The Occupy movement was right to pinpoint inequality as a cause of the financial crisis, a Bank of England director admitted last night.
Director of financial stability Andy Haldane also used his appearance at the movement's 'New Putney Debates' series of talks to suggest banks were exaggerating their threats to leave the UK if a financial transaction tax was introduced.
"Occupy has been successful in its efforts to popularise the problems of the global financial system for one very simple reason: they are right," he said.
"By this I do not just mean right in a moral sense. It is the analytical, every bit as much as the moral, ground that Occupy has taken.
"For the hard-headed facts suggest that, at the heart of the global financial crisis, were and are problems of deep and rising inequality."
Haldane also said there was "no great ideological chasm" over a financial transactions tax – dubbed a Robin Hood tax by some – and that policymakers had "overblown" the risk of banks moving to other countries.
"Lots of countries now have seen the perils of having big banks on their doorstep, especially when they blow up," he added.

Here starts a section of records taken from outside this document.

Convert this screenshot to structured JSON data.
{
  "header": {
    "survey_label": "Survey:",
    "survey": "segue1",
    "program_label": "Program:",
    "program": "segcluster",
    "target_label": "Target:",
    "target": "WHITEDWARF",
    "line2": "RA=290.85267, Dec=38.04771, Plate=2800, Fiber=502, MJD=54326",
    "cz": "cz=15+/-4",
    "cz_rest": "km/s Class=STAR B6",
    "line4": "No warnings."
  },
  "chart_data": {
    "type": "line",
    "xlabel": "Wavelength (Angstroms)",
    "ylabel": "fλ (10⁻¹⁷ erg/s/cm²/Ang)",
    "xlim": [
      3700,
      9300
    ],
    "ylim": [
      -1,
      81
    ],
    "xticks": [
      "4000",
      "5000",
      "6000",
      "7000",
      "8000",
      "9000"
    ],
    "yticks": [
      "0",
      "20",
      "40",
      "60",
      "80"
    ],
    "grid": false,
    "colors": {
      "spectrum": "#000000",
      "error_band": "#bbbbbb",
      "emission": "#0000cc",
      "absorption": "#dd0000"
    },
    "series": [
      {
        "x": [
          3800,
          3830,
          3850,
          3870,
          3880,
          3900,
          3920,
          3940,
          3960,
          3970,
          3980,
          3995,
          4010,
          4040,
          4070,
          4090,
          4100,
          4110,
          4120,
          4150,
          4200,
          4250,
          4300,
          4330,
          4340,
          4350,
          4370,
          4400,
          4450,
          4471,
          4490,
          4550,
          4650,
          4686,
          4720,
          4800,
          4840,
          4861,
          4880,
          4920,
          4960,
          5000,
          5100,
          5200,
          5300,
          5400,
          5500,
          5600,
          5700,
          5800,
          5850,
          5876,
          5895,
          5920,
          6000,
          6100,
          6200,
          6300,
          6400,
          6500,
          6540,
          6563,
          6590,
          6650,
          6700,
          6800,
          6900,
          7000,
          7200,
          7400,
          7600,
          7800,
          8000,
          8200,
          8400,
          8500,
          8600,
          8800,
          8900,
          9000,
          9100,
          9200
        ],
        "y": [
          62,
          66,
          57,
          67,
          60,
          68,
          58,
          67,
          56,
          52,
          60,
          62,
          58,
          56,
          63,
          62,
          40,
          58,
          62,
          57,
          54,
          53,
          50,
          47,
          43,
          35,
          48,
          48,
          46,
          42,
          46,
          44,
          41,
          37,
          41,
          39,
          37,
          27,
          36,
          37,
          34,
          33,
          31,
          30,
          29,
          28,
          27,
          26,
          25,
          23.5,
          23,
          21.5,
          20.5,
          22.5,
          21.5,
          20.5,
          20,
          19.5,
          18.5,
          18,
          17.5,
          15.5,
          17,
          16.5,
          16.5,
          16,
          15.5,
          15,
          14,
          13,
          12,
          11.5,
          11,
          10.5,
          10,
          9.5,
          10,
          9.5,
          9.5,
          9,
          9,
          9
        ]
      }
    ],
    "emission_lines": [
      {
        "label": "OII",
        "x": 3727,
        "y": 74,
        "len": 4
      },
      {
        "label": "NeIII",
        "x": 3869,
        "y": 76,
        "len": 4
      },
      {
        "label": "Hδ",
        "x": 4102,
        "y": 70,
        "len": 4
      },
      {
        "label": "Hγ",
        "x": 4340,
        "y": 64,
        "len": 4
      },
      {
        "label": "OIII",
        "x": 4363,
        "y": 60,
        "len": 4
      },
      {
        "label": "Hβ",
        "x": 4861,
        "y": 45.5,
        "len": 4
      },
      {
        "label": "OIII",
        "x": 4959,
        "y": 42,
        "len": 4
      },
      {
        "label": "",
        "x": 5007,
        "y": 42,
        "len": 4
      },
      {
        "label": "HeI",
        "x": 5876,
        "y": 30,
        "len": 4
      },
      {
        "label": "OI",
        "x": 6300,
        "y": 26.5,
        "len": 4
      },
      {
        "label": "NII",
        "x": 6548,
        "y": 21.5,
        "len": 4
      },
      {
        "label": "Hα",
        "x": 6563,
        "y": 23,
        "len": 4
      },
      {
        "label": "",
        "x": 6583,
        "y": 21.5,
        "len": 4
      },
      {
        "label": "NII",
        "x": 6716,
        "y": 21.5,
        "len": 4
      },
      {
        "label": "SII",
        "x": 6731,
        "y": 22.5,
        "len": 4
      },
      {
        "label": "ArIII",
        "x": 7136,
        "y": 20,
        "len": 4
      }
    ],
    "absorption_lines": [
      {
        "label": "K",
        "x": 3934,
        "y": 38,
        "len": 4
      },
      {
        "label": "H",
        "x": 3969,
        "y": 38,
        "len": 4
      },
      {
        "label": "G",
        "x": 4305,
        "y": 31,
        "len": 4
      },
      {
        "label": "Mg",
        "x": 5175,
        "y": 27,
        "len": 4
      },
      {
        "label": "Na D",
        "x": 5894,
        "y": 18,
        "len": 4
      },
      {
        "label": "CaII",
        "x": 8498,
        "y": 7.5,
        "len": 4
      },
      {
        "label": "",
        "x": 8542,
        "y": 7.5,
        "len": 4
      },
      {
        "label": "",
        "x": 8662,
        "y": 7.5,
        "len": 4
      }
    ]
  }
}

Haldane's role as a regulator means little will come from his assessment of the causes of the financial crisis, but his admission marks a potentially significant moment in the financial establishment's assessment of the crisis.
Several left-wing economists, such as former World Bank boss Joseph Stiglitz, have cited rising inequality as a cause of the financial crisis.
Under this assessment, the crisis hit due to a housing bubble caused by low and middle earners relying on credit, leveraged on their mortgage, to maintain their spending power following 30 years of stagnant wages.
Ed Miliband is understood to share that analysis, but the comments from Haldane suggest it is gaining currency in the Bank of England as well.